I'm coming to Espresso from the TextWrangler + CSSEdit user perspective.
Plusses: The live HTML editor feels smooth and responsive, the code completion works relatively well, code collapsing is nice, and the editor overall feels quite a bit like TextWrangler (which is a huge complement).
On the CSS front, almost all the wonderful, intuitive smoothness of CSSEdit is there and working smoothly--live preview, code completion, and the property editor frame is beefed up and even easier to use than before. Lots of CSS3 goodness in there as well.
And, the app so far has been entirely stable for me.
Minuses: The HTML editor has no one-click validator. Seriously? How is that not a #1 priority feature?
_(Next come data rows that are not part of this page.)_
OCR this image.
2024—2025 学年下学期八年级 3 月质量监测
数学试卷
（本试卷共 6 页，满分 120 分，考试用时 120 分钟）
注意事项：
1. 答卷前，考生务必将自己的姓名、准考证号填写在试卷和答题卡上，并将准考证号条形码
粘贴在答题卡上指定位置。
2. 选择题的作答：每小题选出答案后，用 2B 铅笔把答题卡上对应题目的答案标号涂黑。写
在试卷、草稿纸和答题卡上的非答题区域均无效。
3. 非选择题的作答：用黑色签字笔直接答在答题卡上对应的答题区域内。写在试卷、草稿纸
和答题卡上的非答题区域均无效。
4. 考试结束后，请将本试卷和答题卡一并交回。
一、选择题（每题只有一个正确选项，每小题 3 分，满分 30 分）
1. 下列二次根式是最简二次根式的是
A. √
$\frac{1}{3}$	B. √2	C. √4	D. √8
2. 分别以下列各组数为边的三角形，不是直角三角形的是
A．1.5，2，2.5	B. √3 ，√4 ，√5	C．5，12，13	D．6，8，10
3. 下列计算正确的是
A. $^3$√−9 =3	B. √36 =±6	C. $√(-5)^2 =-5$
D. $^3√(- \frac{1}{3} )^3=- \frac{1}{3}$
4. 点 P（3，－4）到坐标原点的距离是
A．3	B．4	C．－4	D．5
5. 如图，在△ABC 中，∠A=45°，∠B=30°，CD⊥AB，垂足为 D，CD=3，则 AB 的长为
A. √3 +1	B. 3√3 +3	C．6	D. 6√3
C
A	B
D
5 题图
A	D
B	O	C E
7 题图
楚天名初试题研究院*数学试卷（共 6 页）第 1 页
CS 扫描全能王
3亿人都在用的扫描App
Having to copy and paste (or direct upload) my HTML to the W3C validator manually from an all-in-one web development app is kind of ridiculous.
The CSS editor also has no validator, which is even more ridiculous since CSSEdit had one before. Removing an incredible time saver (and frankly workflow necessity) from the replacement app is just unforgivable, and it's almost enough to drive me back to CSSEdit, and has kept me from paying for Espresso, as much as I want to.
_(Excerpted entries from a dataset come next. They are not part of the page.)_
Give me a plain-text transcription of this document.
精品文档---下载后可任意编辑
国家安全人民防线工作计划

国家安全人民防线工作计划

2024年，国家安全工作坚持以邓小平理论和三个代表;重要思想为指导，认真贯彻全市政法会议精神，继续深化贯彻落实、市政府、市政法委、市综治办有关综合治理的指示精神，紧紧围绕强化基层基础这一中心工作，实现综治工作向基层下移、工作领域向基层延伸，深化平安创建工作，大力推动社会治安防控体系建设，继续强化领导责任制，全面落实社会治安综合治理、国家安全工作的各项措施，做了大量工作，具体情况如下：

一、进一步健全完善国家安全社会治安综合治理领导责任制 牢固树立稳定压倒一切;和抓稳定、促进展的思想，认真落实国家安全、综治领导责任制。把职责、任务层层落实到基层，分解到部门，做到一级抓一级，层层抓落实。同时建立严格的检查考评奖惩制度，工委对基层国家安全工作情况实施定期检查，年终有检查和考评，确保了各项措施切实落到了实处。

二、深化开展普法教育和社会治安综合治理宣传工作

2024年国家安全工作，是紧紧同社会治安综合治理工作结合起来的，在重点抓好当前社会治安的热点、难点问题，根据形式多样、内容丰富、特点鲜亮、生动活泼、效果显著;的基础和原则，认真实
Also, the CSS editor has ditched CSSEdit's full color picker for a silly, under featured pop-over dialogue. I can see how the color picker could get confusing switching from one color thing to another, but the lack of a color wheel is a total deal breaker--if you're using the editor to test-drive color schemes, the inability to eyeball complementary colors from a wheel is an absolute deal-breaker, and makes the color selection system borderline useless--I just end up going to another app to pick my color and paste it in, which is ridiculous.
I guess you could keep an image of a color wheel in another app open and use the magnifying glass to grab colors from it, but that's silly.
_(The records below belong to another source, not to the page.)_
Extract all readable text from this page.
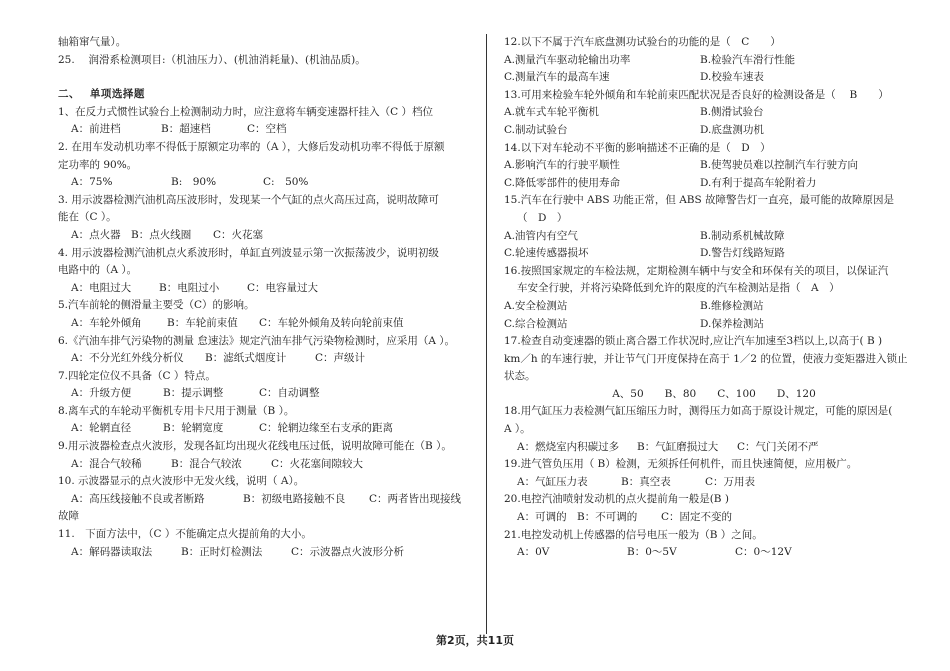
轴箱窜气量）。
25.　 润滑系检测项目:（机油压力）、(机油消耗量)、(机油品质)。
二、　 单项选择题
1、在反力式惯性试验台上检测制动力时，应注意将车辆变速器杆挂入（C ）档位
A：前进档	B：超速档	C：空档
2. 在用车发动机功率不得低于原额定功率的（A ），大修后发动机功率不得低于原额
定功率的 90%。
A：75%	B:　90%	C:　50%
3. 用示波器检测汽油机高压波形时，发现某一个气缸的点火高压过高，说明故障可
能在（C ）。
A：点火器 B：点火线圈	C：火花塞
4. 用示波器检测汽油机点火系波形时，单缸直列波显示第一次振荡波少，说明初级
电路中的（A ）。
A：电阻过大	B：电阻过小	C：电容量过大
5.汽车前轮的侧滑量主要受（C）的影响。
A：车轮外倾角	B：车轮前束值	C：车轮外倾角及转向轮前束值
6.《汽油车排气污染物的测量 怠速法》规定汽油车排气污染物检测时，应采用（A ）。
A：不分光红外线分析仪	B：滤纸式烟度计	C：声级计
7.四轮定位仪不具备（C ）特点。
A：升级方便	B：提示调整	C：自动调整
8.离车式的车轮动平衡机专用卡尺用于测量（B ）。
A：轮辋直径	B：轮辋宽度	C：轮辋边缘至右支承的距离
9.用示波器检查点火波形，发现各缸均出现火花线电压过低，说明故障可能在（B ）。
A：混合气较稀	B：混合气较浓	C：火花塞间隙较大
10. 示波器显示的点火波形中无发火线，说明（ A）。
A：高压线接触不良或者断路	B：初级电路接触不良	C：两者皆出现接线
故障
11.　下面方法中，（C ）不能确定点火提前角的大小。
A：解码器读取法	B：正时灯检测法	C：示波器点火波形分析
12.以下不属于汽车底盘测功试验台的功能的是（　C　　）
A.测量汽车驱动轮输出功率	B.检验汽车滑行性能
C.测量汽车的最高车速	D.校验车速表
13.可用来检验车轮外倾角和车轮前束匹配状况是否良好的检测设备是（　 B　　）
A.就车式车轮平衡机	B.侧滑试验台
C.制动试验台	D.底盘测功机
14.以下对车轮动不平衡的影响描述不正确的是（　D　）
A.影响汽车的行驶平顺性	B.使驾驶员难以控制汽车行驶方向
C.降低零部件的使用寿命	D.有利于提高车轮附着力
15.汽车在行驶中 ABS 功能正常，但 ABS 故障警告灯一直亮，最可能的故障原因是
（　D　）
A.油管内有空气	B.制动系机械故障
C.轮速传感器损坏	D.警告灯线路短路
16.按照国家规定的车检法规，定期检测车辆中与安全和环保有关的项目，以保证汽
车安全行驶，并将污染降低到允许的限度的汽车检测站是指（　A　）
A.安全检测站	B.维修检测站
C.综合检测站	D.保养检测站
17.检查自动变速器的锁止离合器工作状况时,应让汽车加速至3档以上,以高于( B )
km／h 的车速行驶，并让节气门开度保持在高于 1／2 的位置，使液力变矩器进入锁止
状态。
A、50　　B、80　　C、100　　D、120
18.用气缸压力表检测气缸压缩压力时，测得压力如高于原设计规定，可能的原因是(
A ）。
A：燃烧室内积碳过多	B：气缸磨损过大	C：气门关闭不严
19.进气管负压用（ B）检测，无须拆任何机件，而且快速简便，应用极广。
A：气缸压力表	B：真空表	C：万用表
20.电控汽油喷射发动机的点火提前角一般是(B )
A：可调的 B：不可调的	C：固定不变的
21.电控发动机上传感器的信号电压一般为（B ）之间。
A：0V	B：0～5V	C：0～12V
第2页，共11页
My only other complaint is that as a full-site workflow, the project system doesn't "feel" right to me--it works well for a hierarchy, but doesn't really seem to do anything for managing a large project or keeping track of complex site structure if you're using Espresso for anything other than template creation or a very simple site of a dozen pages or so. Basically, it doesn't scale well.
Bottom line: So close to being a great app, but removing the color picker and one-click validator that were already in CSSEdit is a total deal breaker, and the lack of a validator in the HTML editor in version 2.0 is ridiculous. Fix that, and I'm buying an upgrade immediately.